But how can I take her advice? How can I talk to Michael—Michael, whom I loved from the moment he first kissed me—Michael, who is my family. Or was, until he said he didn’t love me anymore. I watched my mom do that, year after year, reach out for a man who’d stopped loving her. It ruined her. I never thought I’d be like her. Am I?
Am I losing myself out here or just falling out of love with him? Or is this just a part of war? I know that no one at home can matter too much. My friends over here are the people who have my six, the people who will save me and cover me.
It’s not enough sometimes, though. Sometimes, I need … Michael.
I need him. But I don’t want to. I don’t trust him to be there for me. Not anymore.
No wonder I feel so alone. And now my damn watch alarm is going off, reminding me …
*
August passed in a blur of hot, lazy blue-skied days. Betsy and Lulu were busy almost all the time, going to day camps and spending time at the Green Thumb with Mila. Lulu’s fifth birthday party had gone off without a hitch, although it had been a quieter version of earlier parties.
On this Thursday morning, the sun rose hot and bright into a cloudless blue sky. It would be a glorious summer day. At nine thirty, Michael pushed away from his home computer and went upstairs. He knocked on the girls’ bedroom doors, saying, “Wake up, sleepyheads, Yia Yia will be here in a half an hour to pick you up.”
Then he went downstairs and put breakfast on the table. French toast with fresh blackberries. “Come on, girls,” he yelled again.
Sipping his coffee, he turned on the TV in the family room.
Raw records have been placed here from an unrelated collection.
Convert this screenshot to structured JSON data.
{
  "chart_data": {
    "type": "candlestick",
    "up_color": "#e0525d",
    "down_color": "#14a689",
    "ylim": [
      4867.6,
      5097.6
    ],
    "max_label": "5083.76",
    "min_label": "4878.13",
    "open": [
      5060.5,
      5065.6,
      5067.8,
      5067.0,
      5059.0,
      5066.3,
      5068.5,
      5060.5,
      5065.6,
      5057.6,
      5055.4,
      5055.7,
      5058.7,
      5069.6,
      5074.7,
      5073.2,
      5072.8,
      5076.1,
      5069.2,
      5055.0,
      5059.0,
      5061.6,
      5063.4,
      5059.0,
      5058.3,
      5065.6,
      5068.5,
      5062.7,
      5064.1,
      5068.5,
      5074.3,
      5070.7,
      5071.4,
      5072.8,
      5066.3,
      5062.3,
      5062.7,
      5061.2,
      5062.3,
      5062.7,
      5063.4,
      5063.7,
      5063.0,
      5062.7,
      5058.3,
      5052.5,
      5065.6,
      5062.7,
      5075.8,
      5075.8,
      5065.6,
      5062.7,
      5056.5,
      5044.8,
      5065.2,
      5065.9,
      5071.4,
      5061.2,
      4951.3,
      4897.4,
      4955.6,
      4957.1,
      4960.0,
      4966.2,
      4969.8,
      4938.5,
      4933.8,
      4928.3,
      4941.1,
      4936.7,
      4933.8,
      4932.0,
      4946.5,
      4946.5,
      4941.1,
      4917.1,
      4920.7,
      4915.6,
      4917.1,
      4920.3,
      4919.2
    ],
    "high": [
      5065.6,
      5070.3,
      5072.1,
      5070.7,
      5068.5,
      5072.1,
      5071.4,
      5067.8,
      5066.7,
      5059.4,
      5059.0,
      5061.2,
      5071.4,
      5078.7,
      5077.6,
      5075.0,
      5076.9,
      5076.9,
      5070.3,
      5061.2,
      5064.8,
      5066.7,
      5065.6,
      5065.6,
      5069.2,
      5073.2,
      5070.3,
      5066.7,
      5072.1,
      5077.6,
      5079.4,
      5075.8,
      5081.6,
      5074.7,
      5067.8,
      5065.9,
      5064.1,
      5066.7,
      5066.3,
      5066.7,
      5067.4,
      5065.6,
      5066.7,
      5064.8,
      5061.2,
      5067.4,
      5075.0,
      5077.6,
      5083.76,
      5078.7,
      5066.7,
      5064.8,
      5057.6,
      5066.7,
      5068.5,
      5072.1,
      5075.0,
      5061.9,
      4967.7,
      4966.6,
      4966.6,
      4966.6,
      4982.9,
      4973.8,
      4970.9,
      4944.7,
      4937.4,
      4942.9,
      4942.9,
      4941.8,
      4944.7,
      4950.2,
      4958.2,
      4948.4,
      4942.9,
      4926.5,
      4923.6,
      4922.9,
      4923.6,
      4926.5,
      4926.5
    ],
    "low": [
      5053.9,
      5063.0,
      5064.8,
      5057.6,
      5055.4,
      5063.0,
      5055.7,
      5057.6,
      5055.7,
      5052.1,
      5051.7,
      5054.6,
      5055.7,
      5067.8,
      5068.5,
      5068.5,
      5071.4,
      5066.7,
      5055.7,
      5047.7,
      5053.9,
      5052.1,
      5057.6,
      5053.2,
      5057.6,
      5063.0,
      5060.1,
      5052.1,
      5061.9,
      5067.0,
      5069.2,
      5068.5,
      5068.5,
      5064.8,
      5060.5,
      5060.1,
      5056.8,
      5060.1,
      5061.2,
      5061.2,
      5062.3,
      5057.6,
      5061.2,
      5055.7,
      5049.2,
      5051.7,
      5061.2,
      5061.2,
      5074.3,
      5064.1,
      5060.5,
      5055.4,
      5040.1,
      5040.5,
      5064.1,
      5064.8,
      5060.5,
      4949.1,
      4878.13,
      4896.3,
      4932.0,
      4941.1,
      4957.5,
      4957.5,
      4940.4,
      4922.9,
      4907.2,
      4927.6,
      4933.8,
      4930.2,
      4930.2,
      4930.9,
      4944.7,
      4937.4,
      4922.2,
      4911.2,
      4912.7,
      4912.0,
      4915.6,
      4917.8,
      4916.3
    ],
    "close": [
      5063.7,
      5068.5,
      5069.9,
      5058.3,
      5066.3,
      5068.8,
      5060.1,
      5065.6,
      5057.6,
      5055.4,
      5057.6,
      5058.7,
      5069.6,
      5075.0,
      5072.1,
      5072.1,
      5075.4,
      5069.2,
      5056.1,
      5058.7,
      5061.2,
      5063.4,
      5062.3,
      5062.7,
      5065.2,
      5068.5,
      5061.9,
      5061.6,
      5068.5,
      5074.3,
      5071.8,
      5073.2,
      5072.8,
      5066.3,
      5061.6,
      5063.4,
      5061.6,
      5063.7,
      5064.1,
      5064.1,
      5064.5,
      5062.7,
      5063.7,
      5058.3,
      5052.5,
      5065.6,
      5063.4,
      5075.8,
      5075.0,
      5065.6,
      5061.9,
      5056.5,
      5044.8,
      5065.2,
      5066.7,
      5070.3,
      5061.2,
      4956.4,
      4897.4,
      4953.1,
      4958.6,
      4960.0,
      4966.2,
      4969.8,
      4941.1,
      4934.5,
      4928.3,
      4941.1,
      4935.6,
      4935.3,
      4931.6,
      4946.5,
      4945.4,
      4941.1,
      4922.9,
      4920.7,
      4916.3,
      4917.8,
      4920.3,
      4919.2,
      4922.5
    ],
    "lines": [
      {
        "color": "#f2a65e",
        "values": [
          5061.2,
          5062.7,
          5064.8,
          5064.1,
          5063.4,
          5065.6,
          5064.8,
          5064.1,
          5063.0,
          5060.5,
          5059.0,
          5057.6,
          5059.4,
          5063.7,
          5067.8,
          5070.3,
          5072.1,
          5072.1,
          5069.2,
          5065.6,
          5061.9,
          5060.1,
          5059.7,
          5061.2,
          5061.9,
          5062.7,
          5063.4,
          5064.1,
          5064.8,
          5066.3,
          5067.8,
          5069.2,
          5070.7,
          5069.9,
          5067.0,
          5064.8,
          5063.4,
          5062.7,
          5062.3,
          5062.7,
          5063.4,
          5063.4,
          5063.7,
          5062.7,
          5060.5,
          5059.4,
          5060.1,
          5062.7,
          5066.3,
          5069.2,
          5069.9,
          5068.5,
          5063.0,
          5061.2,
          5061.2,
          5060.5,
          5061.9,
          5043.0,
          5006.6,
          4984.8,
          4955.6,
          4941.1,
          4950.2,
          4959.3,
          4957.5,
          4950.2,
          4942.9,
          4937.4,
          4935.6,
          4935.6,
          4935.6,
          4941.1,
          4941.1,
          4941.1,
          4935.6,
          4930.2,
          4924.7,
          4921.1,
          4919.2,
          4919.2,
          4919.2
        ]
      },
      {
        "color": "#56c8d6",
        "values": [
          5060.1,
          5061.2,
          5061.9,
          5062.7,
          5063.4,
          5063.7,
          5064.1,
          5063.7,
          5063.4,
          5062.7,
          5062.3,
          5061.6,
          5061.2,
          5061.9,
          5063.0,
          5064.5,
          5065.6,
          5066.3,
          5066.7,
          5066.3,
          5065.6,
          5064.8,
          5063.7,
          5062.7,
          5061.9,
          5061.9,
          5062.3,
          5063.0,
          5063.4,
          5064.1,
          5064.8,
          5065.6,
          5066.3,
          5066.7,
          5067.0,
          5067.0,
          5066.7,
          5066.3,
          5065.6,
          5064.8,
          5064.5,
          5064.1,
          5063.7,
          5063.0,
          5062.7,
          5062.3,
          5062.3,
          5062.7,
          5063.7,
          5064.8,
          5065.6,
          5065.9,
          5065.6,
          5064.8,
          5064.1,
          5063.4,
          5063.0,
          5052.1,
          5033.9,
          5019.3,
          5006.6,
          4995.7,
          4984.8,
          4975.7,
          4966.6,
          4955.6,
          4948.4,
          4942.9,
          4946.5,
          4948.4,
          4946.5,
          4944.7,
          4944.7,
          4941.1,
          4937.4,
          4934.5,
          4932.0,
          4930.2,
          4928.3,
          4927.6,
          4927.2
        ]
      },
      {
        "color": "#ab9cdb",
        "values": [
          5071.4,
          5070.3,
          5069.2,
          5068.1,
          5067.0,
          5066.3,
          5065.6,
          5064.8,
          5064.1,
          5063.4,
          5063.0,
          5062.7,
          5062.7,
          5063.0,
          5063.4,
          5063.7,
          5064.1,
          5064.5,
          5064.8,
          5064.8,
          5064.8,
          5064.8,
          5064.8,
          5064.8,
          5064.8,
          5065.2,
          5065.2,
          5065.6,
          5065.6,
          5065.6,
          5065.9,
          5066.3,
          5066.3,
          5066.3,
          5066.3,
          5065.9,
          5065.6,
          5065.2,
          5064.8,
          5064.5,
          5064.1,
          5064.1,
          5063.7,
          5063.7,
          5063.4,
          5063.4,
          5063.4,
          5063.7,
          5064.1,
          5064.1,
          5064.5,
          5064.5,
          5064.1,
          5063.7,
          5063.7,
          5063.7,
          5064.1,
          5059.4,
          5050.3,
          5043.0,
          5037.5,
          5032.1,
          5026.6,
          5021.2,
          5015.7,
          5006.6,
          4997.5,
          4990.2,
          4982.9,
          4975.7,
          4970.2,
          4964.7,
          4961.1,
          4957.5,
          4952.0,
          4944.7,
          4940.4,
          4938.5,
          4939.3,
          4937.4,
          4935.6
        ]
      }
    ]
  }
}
“… in heavy fighting last night near Baghdad. The helicopter, a Black Hawk flown by female warrant officer Sandra Patterson, of Oklahoma City, was hit by an RPG and crashed within seconds, killing everyone on board…”
Pictures of bright-eyed soldiers in uniform filled the screen, one after another …
“I thought women weren’t allowed in combat,” Betsy said quietly behind him.
Michael thought, God help me. It was bad enough that he’d just heard the report, and now he had to comfort his daughter. How could he reassure her when the truth was obvious to both of them?
What would Jolene do? What would she want him to do?
He turned slowly, saw the tears in Betsy’s eyes. She looked as fragile and shaky as he felt right now.
“She’s lying to us,” Betsy said. “All those letters and pictures … they’re lies.”
He reached out for Betsy, took her hand, and led her over to the sofa, where they sat down together. “She doesn’t want us to worry.”
“Are you worried?”
He looked at her, into her scared eyes, and knew that she would remember what he said next. Would he tell her a lie? He knew how to bend the truth, but for once he wanted more of himself. “I’m worried,” he said at last, pulling her onto his lap.
“Me, too.” Betsy coiled her arms around his neck as if she were a little girl again, buried her face in his neck. He felt her crying—the shuddering of her slim shoulders, the dampness on his skin, and he said nothing more.
When she finally drew back, shaking, her pale face streaked with tears, he felt a surge of love as powerful as any he’d ever known. “I love you, Betsy, and we’re all going to be okay. That’s what we have to believe. She’ll come home to us.”
Betsy nodded slowly, biting her lower lip.
“Hey,” Lulu said, coming into the room. “I want a hug.”
Michael opened his other arm and Lulu scampered up beside her sister. “I think I should take my girls to the beach today,” he said after a moment.
Lulu drew back, her eyes big. “You?”
“But it’s a workday,” Betsy said.
“I’ve worked enough,” Michael said. The unfamiliar words loosened something in him, made him feel buoyant. He reached for the phone on the end table and called his mom. “Hey, Ma, I’m going to stay home with the girls today. We’re going to hang out at the beach. You want to come?”
His mother laughed. “I’ve got a bunch of stuff to do at the store. I’ll meet you there?”
“Perfect,” Michael said, hanging up. Then, to his stunned daughters, he said, “Why are you sitting there? I thought we were going to the beach.”
“Yay!” Lulu yelped, bouncing off his lap and running upstairs.
In the garage, Michael found that Jolene had everything organized neatly—folding beach chairs, marshmallow-roasting sticks, lighter fluid, coolers. He had an entire cooler packed by the time Betsy and Lulu came back downstairs, wearing their bathing suits and carrying beach towels. “I got Lulu ready,” Betsy said proudly.